“Have it your way,” conceded Uncle Amos. “They don’t do you no hurt, anyhow. But, Rebecca,” he said as they came within sight of her little house, “you ought to get your place painted once.”

“Ach, my goodness, what for? When it’s me here alone. I think the house looks nice. My flowers are real pretty this year, once. Course, I don’t fool with them like you do. I have the kind that don’t take much tendin’ and come up every year without bein’ planted. Calico flowers and larkspur and lady-slippers are my kind. This plantin’ and hoein’ at flowers is all for nothin’. It’s all right to work so at beans and potatoes and things you can eat when they grow, but what good are flowers but to look at! I done my share of hoein’ and diggin’ and workin’ in the ground. I near killed myself when Jonas lived yet, in them tobacco patches. I used to say to him still, we needn’t work so hard and slave like that after we had so much money put away, but he was for workin’ as long as we could, and so we kept on till he went. He used to say money gets all if you begin to spend it and don’t earn more. Jonas was savin’.”

“He sure was, that he was,” seconded Uncle Amos with a twinkle in his eyes. “Savin’ for you and now you’re savin’ for somebody that’ll make it fly when you go, I bet. Some day you’ll lay down and die and your money’ll be scattered. If you leave me any, Becky,” he teased her, “I’ll put it all in an automobile.”

“What, them wild things! Road-hogs, I heard somebody call ’em, and I think it’s a good name. My goodness, abody ain’t safe no more since they come on the streets. They go toot, toot, and you got to hop off to one side in the mud or the ditch, it don’t matter to them. I hate them things! Only don’t never take me to the graveyard in one of them.”

“By that time,” said Uncle Amos, “they’ll have flyin’ machine hearses; they’ll go faster.”

“My goodness, Amos, how you talk! Ain’t you ashamed to make fun at your old sister that way! But Mom always said when you was little that you seemed a little simple, so I guess you can’t help it.”

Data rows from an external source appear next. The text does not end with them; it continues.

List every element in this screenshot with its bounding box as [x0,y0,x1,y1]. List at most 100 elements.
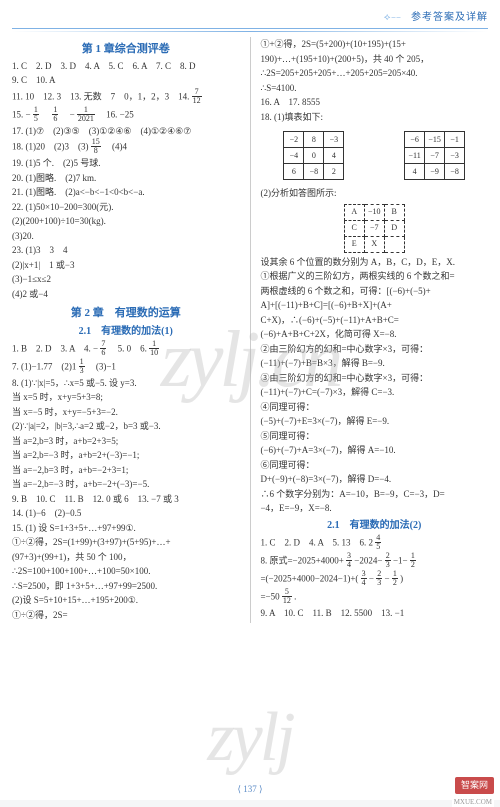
cell: −1 [445,132,465,148]
text-line: ⑤同理可得： [260,430,488,444]
chapter2-title: 第 2 章 有理数的运算 [12,305,240,322]
text-span: (3)−1 [87,361,116,371]
text-span: 16. −25 [97,109,134,119]
text-line: ∴2S=100+100+100+…+100=50×100. [12,565,240,579]
text-line: (3)20. [12,230,240,244]
cell: −11 [405,148,425,164]
cell: E [344,236,364,252]
text-line: 15. − 15 16 − 12021 16. −25 [12,107,240,124]
text-line: ①+②得，2S=(5+200)+(10+195)+(15+ [260,38,488,52]
cell [384,236,404,252]
text-line: 当 x=−5 时，x+y=−5+3=−2. [12,406,240,420]
text-span: 8. 原式=−2025+4000+ [260,555,343,565]
header-title: 参考答案及详解 [411,12,488,23]
fraction: 12 [392,570,398,587]
text-line: 19. (1)5 个. (2)5 号球. [12,157,240,171]
fraction: 34 [361,570,367,587]
text-line: =(−2025+4000−2024−1)+( 34 − 23 − 12 ) [260,571,488,588]
text-line: 17. (1)⑦ (2)③⑤ (3)①②④⑥ (4)①②④⑥⑦ [12,125,240,139]
text-span: − [61,109,75,119]
text-line: (2)分析如答图所示: [260,187,488,201]
cell: 4 [405,164,425,180]
cell: C [344,220,364,236]
cell: −3 [324,132,344,148]
text-line: (4)2 或−4 [12,288,240,302]
fraction: 45 [375,534,381,551]
text-line: ∴S=4100. [260,82,488,96]
page-number: ⟨ 137 ⟩ [237,783,262,797]
fraction: 23 [385,552,391,569]
text-span: 1. C 2. D 4. A 5. 13 6. 2 [260,537,373,547]
fraction: 712 [192,88,202,105]
page-header: ⟡⎯⎯ 参考答案及详解 [12,10,488,29]
text-line: ∴S=2500，即 1+3+5+…+97+99=2500. [12,580,240,594]
text-line: ①÷②得，2S= [12,609,240,623]
text-span: 18. (1)20 (2)3 (3) [12,142,88,152]
right-column: ①+②得，2S=(5+200)+(10+195)+(15+ 190)+…+(19… [260,37,488,623]
cell: −8 [304,164,324,180]
text-line: ∴2S=205+205+205+…+205+205=205×40. [260,67,488,81]
text-span: − [385,573,390,583]
text-line: (97+3)+(99+1)，共 50 个 100， [12,551,240,565]
text-line: 当 x=5 时，x+y=5+3=8; [12,391,240,405]
content-columns: 第 1 章综合测评卷 1. C 2. D 3. D 4. A 5. C 6. A… [12,37,488,623]
text-span: =−50 [260,591,279,601]
text-line: (2)(200+100)÷10=30(kg). [12,215,240,229]
cell: −7 [364,220,384,236]
fraction: 12021 [77,106,95,123]
text-line: 1. B 2. D 3. A 4. − 76 5. 0 6. 110 [12,341,240,358]
text-line: 9. A 10. C 11. B 12. 5500 13. −1 [260,607,488,621]
text-line: =−50 512 . [260,589,488,606]
text-line: (2)|x+1| 1 或−3 [12,259,240,273]
text-line: 当 a=2,b=−3 时，a+b=2+(−3)=−1; [12,449,240,463]
cell: 4 [324,148,344,164]
text-line: 1. C 2. D 3. D 4. A 5. C 6. A 7. C 8. D [12,60,240,74]
text-span: 1. B 2. D 3. A 4. − [12,343,98,353]
text-line: 当 a=2,b=3 时，a+b=2+3=5; [12,435,240,449]
fraction: 76 [100,340,106,357]
cell: A [344,204,364,220]
cell: −4 [284,148,304,164]
text-line: 22. (1)50×10−200=300(元). [12,201,240,215]
text-line: ∴6 个数字分别为：A=−10，B=−9，C=−3，D= [260,488,488,502]
chapter1-title: 第 1 章综合测评卷 [12,41,240,58]
section-2-1b-title: 2.1 有理数的加法(2) [260,518,488,533]
cell: −8 [445,164,465,180]
magic-square-a: −28−3 −404 6−82 [283,131,344,180]
cell: −6 [405,132,425,148]
text-line: 当 a=−2,b=−3 时，a+b=−2+(−3)=−5. [12,478,240,492]
text-line: (−6)+(−7)+A=3×(−7)，解得 A=−10. [260,444,488,458]
cell: 0 [304,148,324,164]
cell: 8 [304,132,324,148]
text-line: C+X)，∴(−6)+(−5)+(−11)+A+B+C= [260,314,488,328]
text-line: 15. (1) 设 S=1+3+5+…+97+99①. [12,522,240,536]
section-2-1-title: 2.1 有理数的加法(1) [12,324,240,339]
cell: 2 [324,164,344,180]
watermark-bottom: zylj [207,685,292,790]
text-line: (−11)+(−7)+B=B×3，解得 B=−9. [260,357,488,371]
fraction: 12 [410,552,416,569]
text-line: (−5)+(−7)+E=3×(−7)，解得 E=−9. [260,415,488,429]
text-line: 23. (1)3 3 4 [12,244,240,258]
text-line: ③由三阶幻方的幻和=中心数字×3，可得： [260,372,488,386]
text-line: ④同理可得： [260,401,488,415]
text-span: =(−2025+4000−2024−1)+( [260,573,358,583]
cell: 6 [284,164,304,180]
cell: −10 [364,204,384,220]
text-line: 21. (1)图略. (2)a<−b<−1<0<b<−a. [12,186,240,200]
cell: −3 [445,148,465,164]
text-span [41,109,50,119]
text-span: 7. (1)−1.77 (2)1 [12,361,76,371]
text-span: (4)4 [103,142,127,152]
text-span: 11. 10 12. 3 13. 无数 7 0，1，2，3 14. [12,91,192,101]
fraction: 15 [33,106,39,123]
text-line: ⑥同理可得： [260,459,488,473]
text-line: 18. (1)20 (2)3 (3) 158 (4)4 [12,139,240,156]
corner-sub: MXUE.COM [452,797,494,807]
text-line: 190)+…+(195+10)+(200+5)，共 40 个 205， [260,53,488,67]
fraction: 110 [149,340,159,357]
text-line: 20. (1)图略. (2)7 km. [12,172,240,186]
text-line: 1. C 2. D 4. A 5. 13 6. 2 45 [260,535,488,552]
text-span: . [294,591,296,601]
column-divider [250,37,251,623]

“Na-ha,” exulted Amanda, with impish delight. “That’s one on you. Aunt Rebecca ain’t so dumb like she lets on sometimes.”

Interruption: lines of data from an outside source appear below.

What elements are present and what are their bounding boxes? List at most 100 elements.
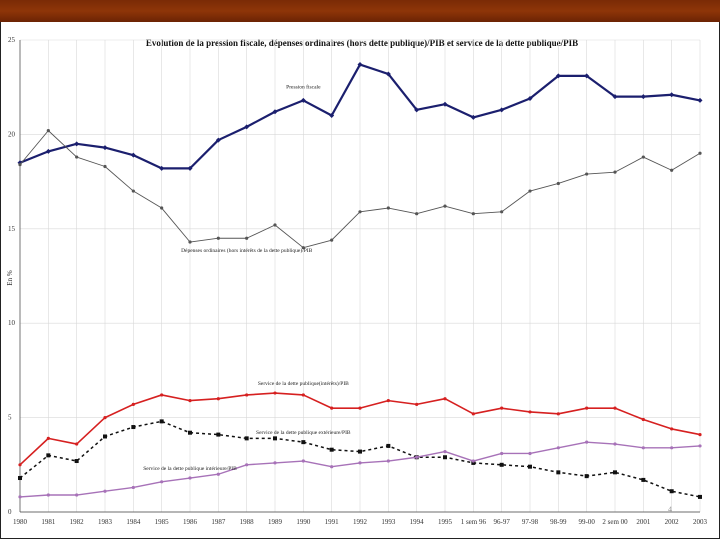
data-point (215, 137, 221, 143)
data-point (301, 440, 306, 445)
data-point (499, 107, 505, 113)
data-point (18, 463, 22, 467)
data-point (500, 210, 504, 214)
x-tick-label: 99-00 (578, 518, 595, 526)
data-point (528, 451, 532, 456)
data-point (640, 94, 646, 100)
data-point (669, 489, 674, 494)
series-label: Service de la dette publique(intérêts)/P… (258, 380, 349, 387)
data-point (216, 397, 220, 401)
data-point (528, 464, 532, 469)
x-tick-label: 1983 (98, 518, 113, 526)
axis-layer: 0 5 10 15 20 25 1980 1981 1982 1983 1984 1985 1986 19… (8, 36, 708, 526)
x-tick-label: 1994 (410, 518, 425, 526)
data-point (613, 442, 617, 446)
data-point (18, 495, 22, 499)
data-point (188, 430, 192, 435)
data-point (528, 410, 532, 414)
x-tick-label: 1993 (381, 518, 396, 526)
x-tick-label: 1982 (70, 518, 85, 526)
x-tick-label: 1986 (183, 518, 198, 526)
data-point (442, 101, 448, 107)
y-tick-label: 5 (8, 414, 12, 422)
data-point (414, 107, 420, 113)
series-label: Service de la dette publique extérieure/… (256, 430, 351, 436)
data-point (330, 238, 334, 242)
data-point (329, 447, 334, 452)
x-tick-label: 1991 (325, 518, 340, 526)
data-point (669, 92, 675, 98)
data-point (386, 443, 391, 448)
data-point (471, 212, 475, 216)
data-point (159, 419, 164, 424)
data-point (698, 494, 702, 499)
data-point (641, 477, 646, 482)
x-tick-label: 2 sem 00 (602, 518, 628, 526)
x-tick-label: 1980 (13, 518, 28, 526)
data-point (670, 168, 674, 172)
data-point (641, 417, 645, 422)
data-point (244, 124, 250, 130)
series-label: Pression fiscale (286, 83, 321, 90)
data-point (159, 165, 165, 171)
data-point (585, 406, 589, 410)
data-point (698, 432, 702, 437)
data-point (45, 148, 51, 154)
x-tick-label: 1981 (41, 518, 56, 526)
data-point (131, 189, 135, 193)
series-label: Service de la dette publique intérieure/… (143, 466, 237, 472)
data-point (273, 223, 277, 227)
data-point (471, 459, 475, 463)
data-point (613, 406, 617, 410)
data-point (301, 393, 305, 397)
data-point (443, 397, 447, 401)
data-point (330, 406, 334, 410)
chart-title: Evolution de la pression fiscale, dépens… (146, 38, 578, 48)
data-point (130, 152, 136, 158)
data-point (216, 236, 220, 240)
data-point (527, 96, 533, 102)
data-point (443, 204, 447, 208)
data-point (103, 434, 107, 439)
y-tick-label: 10 (8, 319, 16, 327)
data-point (103, 416, 107, 420)
data-point (74, 459, 79, 464)
data-point (698, 444, 702, 448)
x-tick-label: 1984 (126, 518, 141, 526)
x-tick-label: 1988 (240, 518, 255, 526)
data-point (46, 129, 50, 133)
y-tick-label: 0 (8, 508, 12, 516)
y-tick-label: 25 (8, 36, 16, 44)
data-point (300, 97, 306, 103)
x-tick-label: 1989 (268, 518, 283, 526)
data-point (556, 470, 561, 475)
data-point (245, 463, 249, 467)
series-label: Dépenses ordinaires (hors intérêts de la… (181, 247, 313, 254)
series-3 (18, 391, 702, 467)
x-tick-label: 2002 (665, 518, 680, 526)
data-point (698, 151, 702, 155)
data-point (358, 210, 362, 214)
x-tick-label: 1 sem 96 (461, 518, 487, 526)
data-point (103, 489, 107, 493)
data-point (358, 461, 362, 465)
series-4 (18, 419, 702, 499)
data-point (613, 470, 617, 475)
y-tick-label: 15 (8, 225, 16, 233)
data-point (556, 412, 560, 416)
data-point (697, 97, 703, 103)
data-point (415, 212, 419, 216)
data-point (470, 114, 476, 120)
data-point (386, 459, 390, 463)
x-tick-label: 1995 (438, 518, 453, 526)
data-point (75, 442, 79, 446)
data-point (188, 399, 192, 403)
grid-layer (19, 39, 701, 513)
x-tick-label: 2001 (636, 518, 651, 526)
data-point (585, 172, 589, 176)
x-tick-label: 97-98 (522, 518, 539, 526)
data-point (585, 440, 589, 444)
data-point (103, 164, 107, 169)
data-point (187, 165, 193, 171)
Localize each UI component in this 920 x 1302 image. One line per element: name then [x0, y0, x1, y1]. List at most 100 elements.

“Ach, no,” Aunt Rebecca said, laughing. “’A blind pig sometimes finds an acorn, too.’”

Aunt Rebecca’s table, though not lavishly laden as are those of most of the Pennsylvania Dutch, was amply filled with good, substantial food. The fried sausage was browned just right, the potatoes and lima beans well-cooked, the cold slaw, with its dash of red peppers, was tasty and the snitz pie--Uncle Amos’s favorite--was thick with cinnamon, its crust flaky and brown.

After the dishes were washed Aunt Rebecca said, “Now then, we’ll go in the parlor.”